Edoch, die bijsturingen blijken in de praktijk in feite verregaande experimenten te zijn van een vooral financiële, in veel mindere mate intellectuele en in moreel opzicht volstrekt ondermaatse elite - experimenten door zo'n elite uitgevoerd op enkelingen maar ook op ganse volkeren en wel geheel buiten het medeweten van de 'proefkonijnen'. Ongelooflijk misschien, maar het gaat hier helemaal niet om speculaties doch om historische feiten waarvan de kampen van Hitler slechts de best bekende zijn, of moet men veeleer spreken van de slechtst bewaarde geheimen der transhumanisten?

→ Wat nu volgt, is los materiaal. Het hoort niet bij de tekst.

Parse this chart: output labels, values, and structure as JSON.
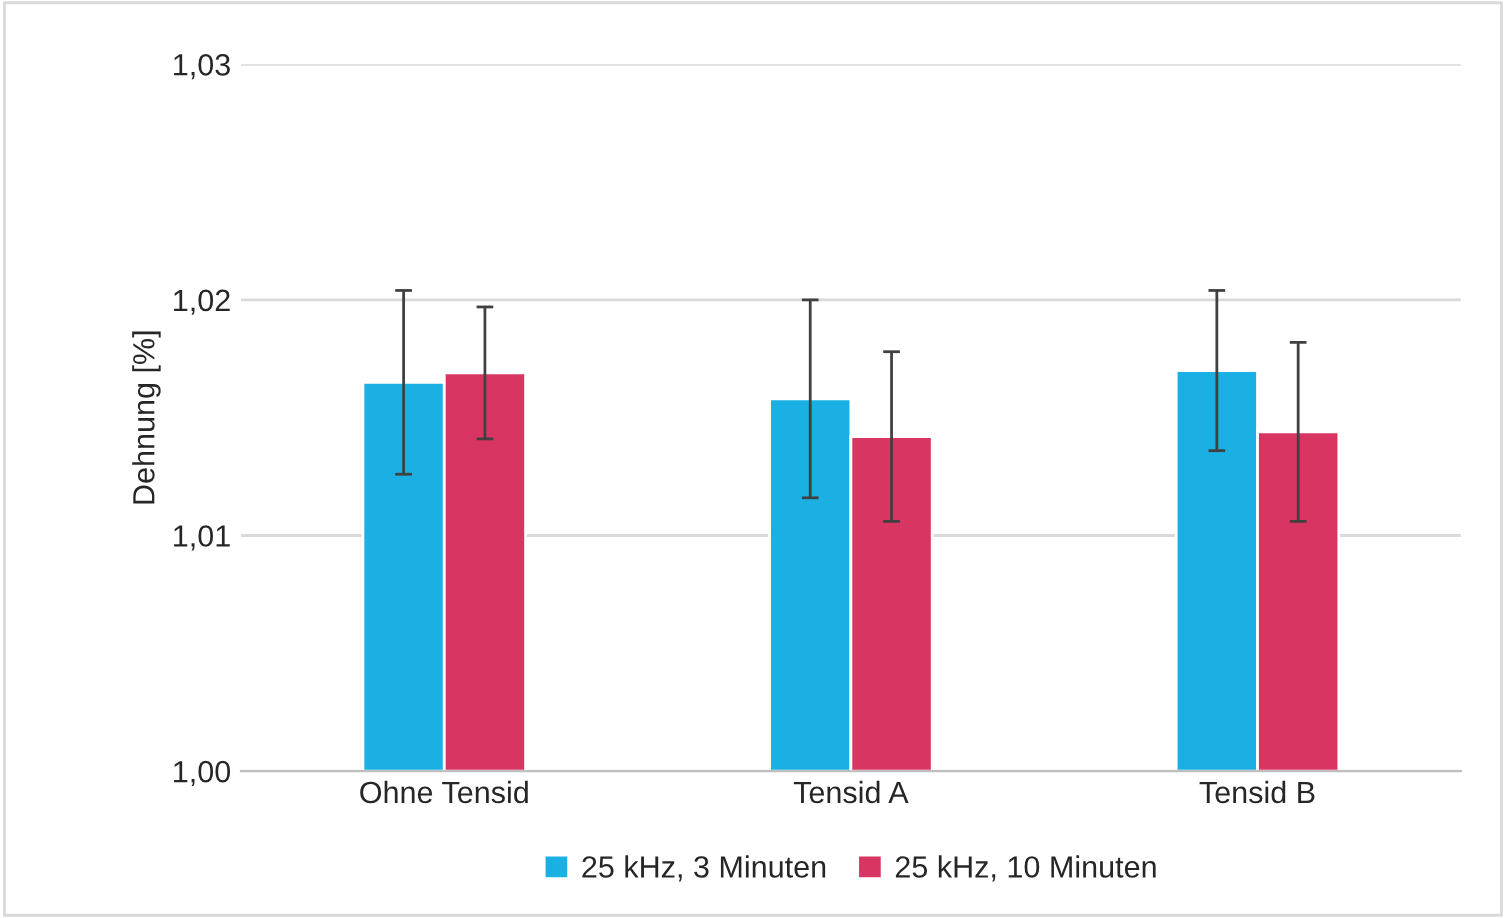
{
  "chart_data": {
    "type": "bar",
    "ylabel": "Dehnung [%]",
    "categories": [
      "Ohne Tensid",
      "Tensid A",
      "Tensid B"
    ],
    "series": [
      {
        "name": "25 kHz, 3 Minuten",
        "color": "#1ab0e4",
        "values": [
          1.0165,
          1.0158,
          1.017
        ],
        "errors": [
          0.0039,
          0.0042,
          0.0034
        ]
      },
      {
        "name": "25 kHz, 10 Minuten",
        "color": "#d93563",
        "values": [
          1.0169,
          1.0142,
          1.0144
        ],
        "errors": [
          0.0028,
          0.0036,
          0.0038
        ]
      }
    ],
    "ylim": [
      1.0,
      1.03
    ],
    "yticks": [
      {
        "value": 1.0,
        "label": "1,00"
      },
      {
        "value": 1.01,
        "label": "1,01"
      },
      {
        "value": 1.02,
        "label": "1,02"
      },
      {
        "value": 1.03,
        "label": "1,03"
      }
    ],
    "grid": "y",
    "legend": "bottom"
  }
}
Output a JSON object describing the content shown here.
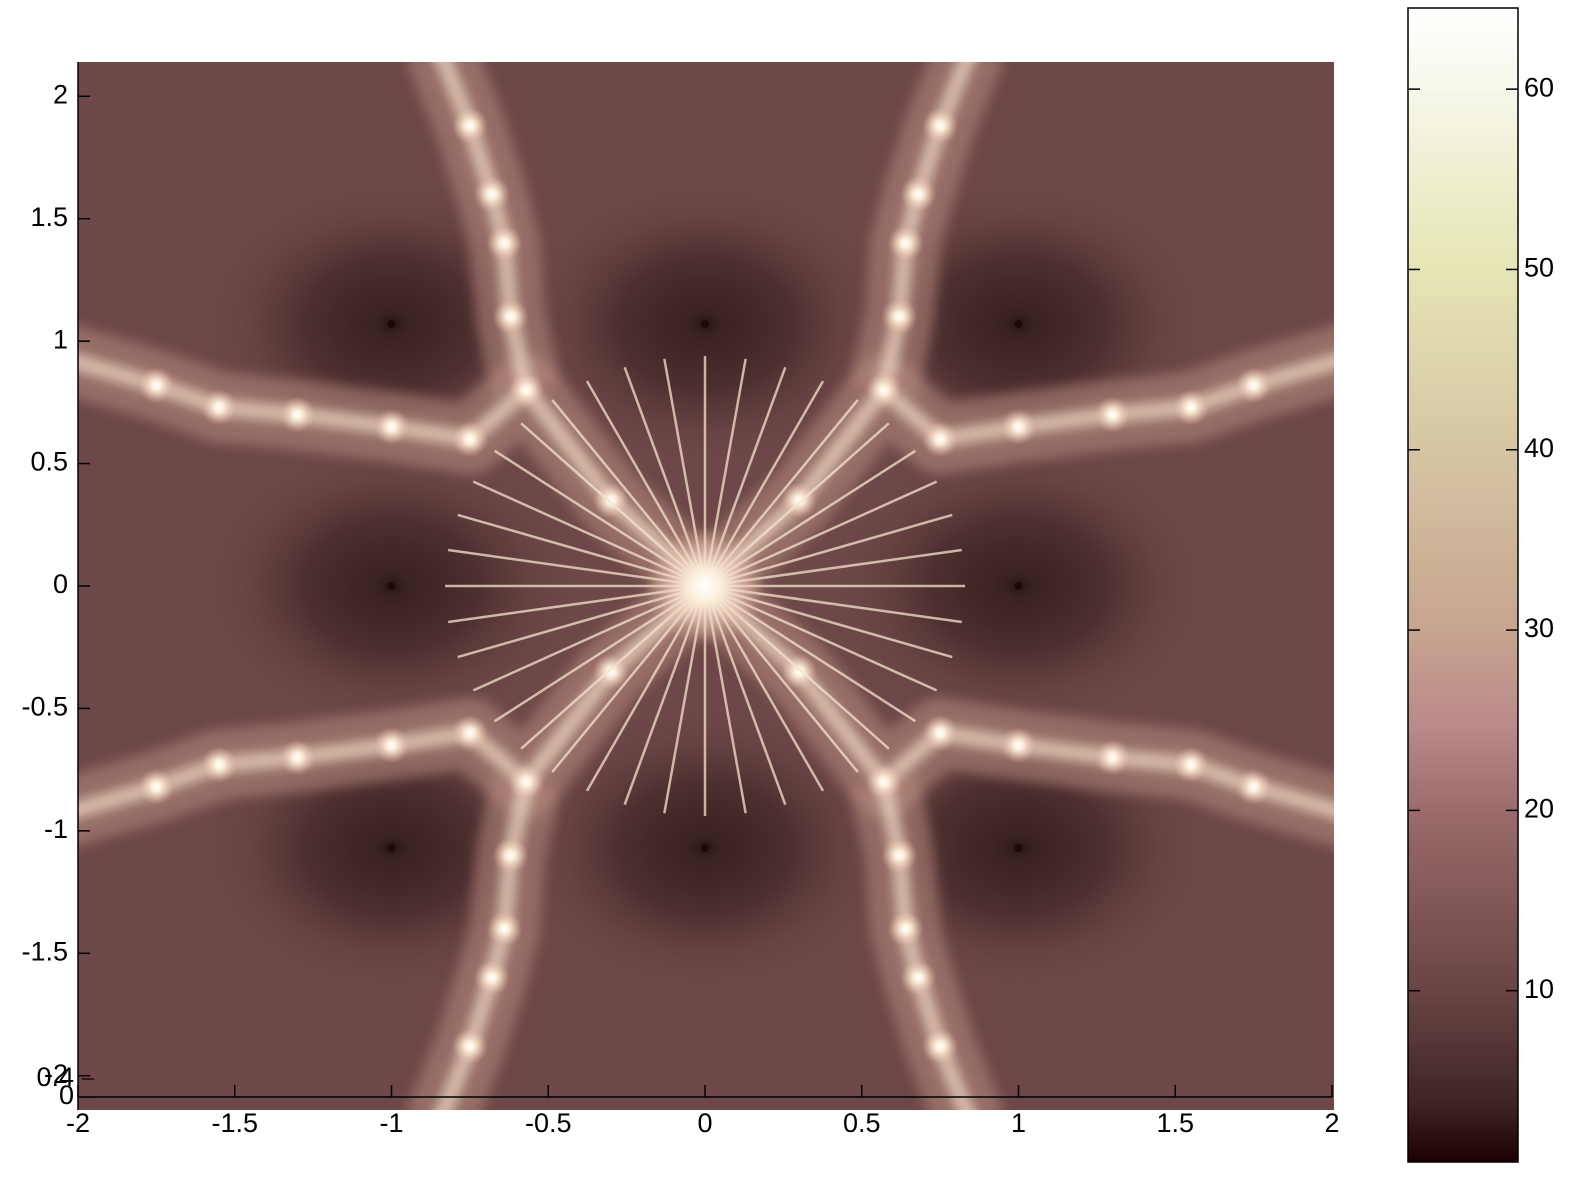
{
  "chart_data": [
    {
      "type": "image",
      "xlim": [
        -2,
        2
      ],
      "ylim": [
        -2.14,
        2.14
      ],
      "xticks": [
        -2,
        -1.5,
        -1,
        -0.5,
        0,
        0.5,
        1,
        1.5,
        2
      ],
      "yticks": [
        -2,
        -1.5,
        -1,
        -0.5,
        0,
        0.5,
        1,
        1.5,
        2
      ],
      "colorbar": {
        "lim": [
          0.5,
          64.5
        ],
        "ticks": [
          10,
          20,
          30,
          40,
          50,
          60
        ]
      }
    },
    {
      "type": "axis",
      "yticks": [
        0,
        0.4
      ]
    }
  ]
}
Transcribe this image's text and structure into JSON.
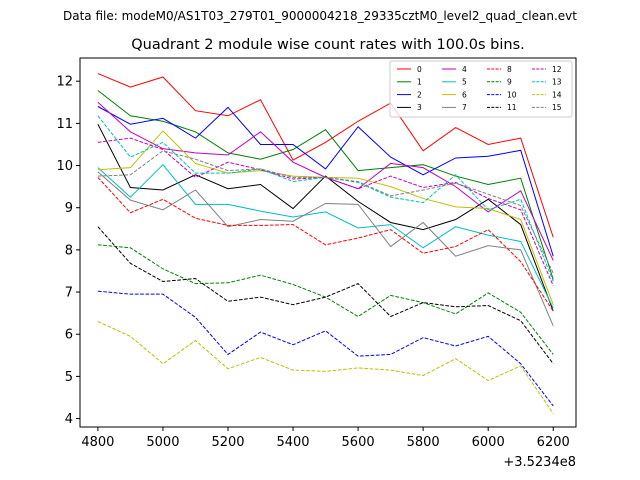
{
  "suptitle": "Data file: modeM0/AS1T03_279T01_9000004218_29335cztM0_level2_quad_clean.evt",
  "chart_data": {
    "type": "line",
    "title": "Quadrant 2 module wise count rates with 100.0s bins.",
    "xlabel": "",
    "ylabel": "",
    "x_offset_label": "+3.5234e8",
    "x": [
      4800,
      4900,
      5000,
      5100,
      5200,
      5300,
      5400,
      5500,
      5600,
      5700,
      5800,
      5900,
      6000,
      6100,
      6200
    ],
    "xlim": [
      4745,
      6270
    ],
    "ylim": [
      3.8,
      12.55
    ],
    "xticks": [
      4800,
      5000,
      5200,
      5400,
      5600,
      5800,
      6000,
      6200
    ],
    "yticks": [
      4,
      5,
      6,
      7,
      8,
      9,
      10,
      11,
      12
    ],
    "grid": false,
    "legend_position": "top-right",
    "series": [
      {
        "name": "0",
        "color": "#ff0000",
        "dash": "solid",
        "values": [
          12.18,
          11.86,
          12.1,
          11.3,
          11.18,
          11.56,
          10.13,
          10.55,
          11.05,
          11.48,
          10.35,
          10.9,
          10.5,
          10.65,
          8.3
        ]
      },
      {
        "name": "1",
        "color": "#008000",
        "dash": "solid",
        "values": [
          11.78,
          11.18,
          11.05,
          10.8,
          10.3,
          10.15,
          10.38,
          10.85,
          9.88,
          9.95,
          10.02,
          9.75,
          9.55,
          9.7,
          7.3
        ]
      },
      {
        "name": "2",
        "color": "#0000ff",
        "dash": "solid",
        "values": [
          11.4,
          10.98,
          11.12,
          10.65,
          11.38,
          10.5,
          10.5,
          9.92,
          10.92,
          10.2,
          9.78,
          10.18,
          10.22,
          10.36,
          7.85
        ]
      },
      {
        "name": "3",
        "color": "#000000",
        "dash": "solid",
        "values": [
          10.98,
          9.48,
          9.42,
          9.78,
          9.45,
          9.55,
          8.98,
          9.75,
          9.15,
          8.65,
          8.48,
          8.72,
          9.2,
          8.6,
          6.55
        ]
      },
      {
        "name": "4",
        "color": "#bf00bf",
        "dash": "solid",
        "values": [
          11.5,
          10.8,
          10.4,
          10.3,
          10.25,
          10.8,
          10.08,
          9.72,
          9.45,
          10.05,
          9.95,
          9.5,
          8.9,
          9.4,
          7.75
        ]
      },
      {
        "name": "5",
        "color": "#00bfbf",
        "dash": "solid",
        "values": [
          9.95,
          9.25,
          10.02,
          9.08,
          9.08,
          8.92,
          8.78,
          8.9,
          8.52,
          8.6,
          8.05,
          8.55,
          8.35,
          8.2,
          6.62
        ]
      },
      {
        "name": "6",
        "color": "#bfbf00",
        "dash": "solid",
        "values": [
          9.9,
          9.95,
          10.82,
          10.05,
          9.82,
          9.88,
          9.75,
          9.72,
          9.7,
          9.5,
          9.22,
          9.02,
          8.98,
          8.72,
          6.7
        ]
      },
      {
        "name": "7",
        "color": "#808080",
        "dash": "solid",
        "values": [
          9.85,
          9.18,
          8.95,
          9.42,
          8.55,
          8.72,
          8.68,
          9.1,
          9.08,
          8.08,
          8.65,
          7.85,
          8.1,
          8.0,
          6.2
        ]
      },
      {
        "name": "8",
        "color": "#ff0000",
        "dash": "dashed",
        "values": [
          9.72,
          8.88,
          9.2,
          8.75,
          8.58,
          8.58,
          8.6,
          8.12,
          8.28,
          8.48,
          7.92,
          8.08,
          8.48,
          7.72,
          6.55
        ]
      },
      {
        "name": "9",
        "color": "#008000",
        "dash": "dashed",
        "values": [
          8.12,
          8.05,
          7.55,
          7.2,
          7.22,
          7.4,
          7.18,
          6.88,
          6.42,
          6.92,
          6.75,
          6.48,
          6.98,
          6.52,
          5.52
        ]
      },
      {
        "name": "10",
        "color": "#0000ff",
        "dash": "dashed",
        "values": [
          7.02,
          6.95,
          6.95,
          6.4,
          5.52,
          6.05,
          5.75,
          6.08,
          5.48,
          5.52,
          5.92,
          5.72,
          5.95,
          5.3,
          4.3
        ]
      },
      {
        "name": "11",
        "color": "#000000",
        "dash": "dashed",
        "values": [
          8.55,
          7.68,
          7.25,
          7.32,
          6.78,
          6.88,
          6.7,
          6.88,
          7.2,
          6.42,
          6.75,
          6.65,
          6.68,
          6.32,
          5.3
        ]
      },
      {
        "name": "12",
        "color": "#bf00bf",
        "dash": "dashed",
        "values": [
          10.55,
          10.65,
          10.38,
          9.72,
          10.08,
          9.9,
          9.68,
          9.72,
          9.45,
          9.75,
          9.48,
          9.6,
          9.22,
          8.95,
          7.15
        ]
      },
      {
        "name": "13",
        "color": "#00bfbf",
        "dash": "dashed",
        "values": [
          11.18,
          10.2,
          10.55,
          9.82,
          9.82,
          9.92,
          9.62,
          9.72,
          9.6,
          9.25,
          9.12,
          9.78,
          8.95,
          9.2,
          7.25
        ]
      },
      {
        "name": "14",
        "color": "#bfbf00",
        "dash": "dashed",
        "values": [
          6.3,
          5.95,
          5.3,
          5.85,
          5.18,
          5.45,
          5.15,
          5.12,
          5.2,
          5.15,
          5.02,
          5.42,
          4.9,
          5.25,
          4.12
        ]
      },
      {
        "name": "15",
        "color": "#808080",
        "dash": "dashed",
        "values": [
          9.75,
          9.78,
          10.35,
          10.15,
          9.88,
          9.92,
          9.72,
          9.72,
          9.62,
          9.28,
          9.42,
          9.58,
          9.32,
          9.05,
          7.45
        ]
      }
    ]
  }
}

Men weet wat de Verlichting is en hoe zij ontstond en ontwikkelde en het is niet altijd zo'n slechte zaak geweest dat de mens of de staat de verantwoordelijkheid voor het eigen lot als het ware uit Gods handen rukte (of althans uit die van zijn 'vertegenwoordigers') om het zelf mee te gaan bepalen - men denke maar aan de sociale wetten die nu de caritas vervangen maar ook de grenzeloze uitbuiting. Maar wie had ooit kunnen vermoeden dat diezelfde verantwoordelijken die de zorg voor de armen dan toch verbeterden door ze te institutionaliseren in sociale wetten, alras aan 't pleiten zouden gaan tégen die wetten en vóór de terugkeer naar de wet van de natuur of dus naar de algehele wetteloosheid die met de wet van de sterkste samenvalt?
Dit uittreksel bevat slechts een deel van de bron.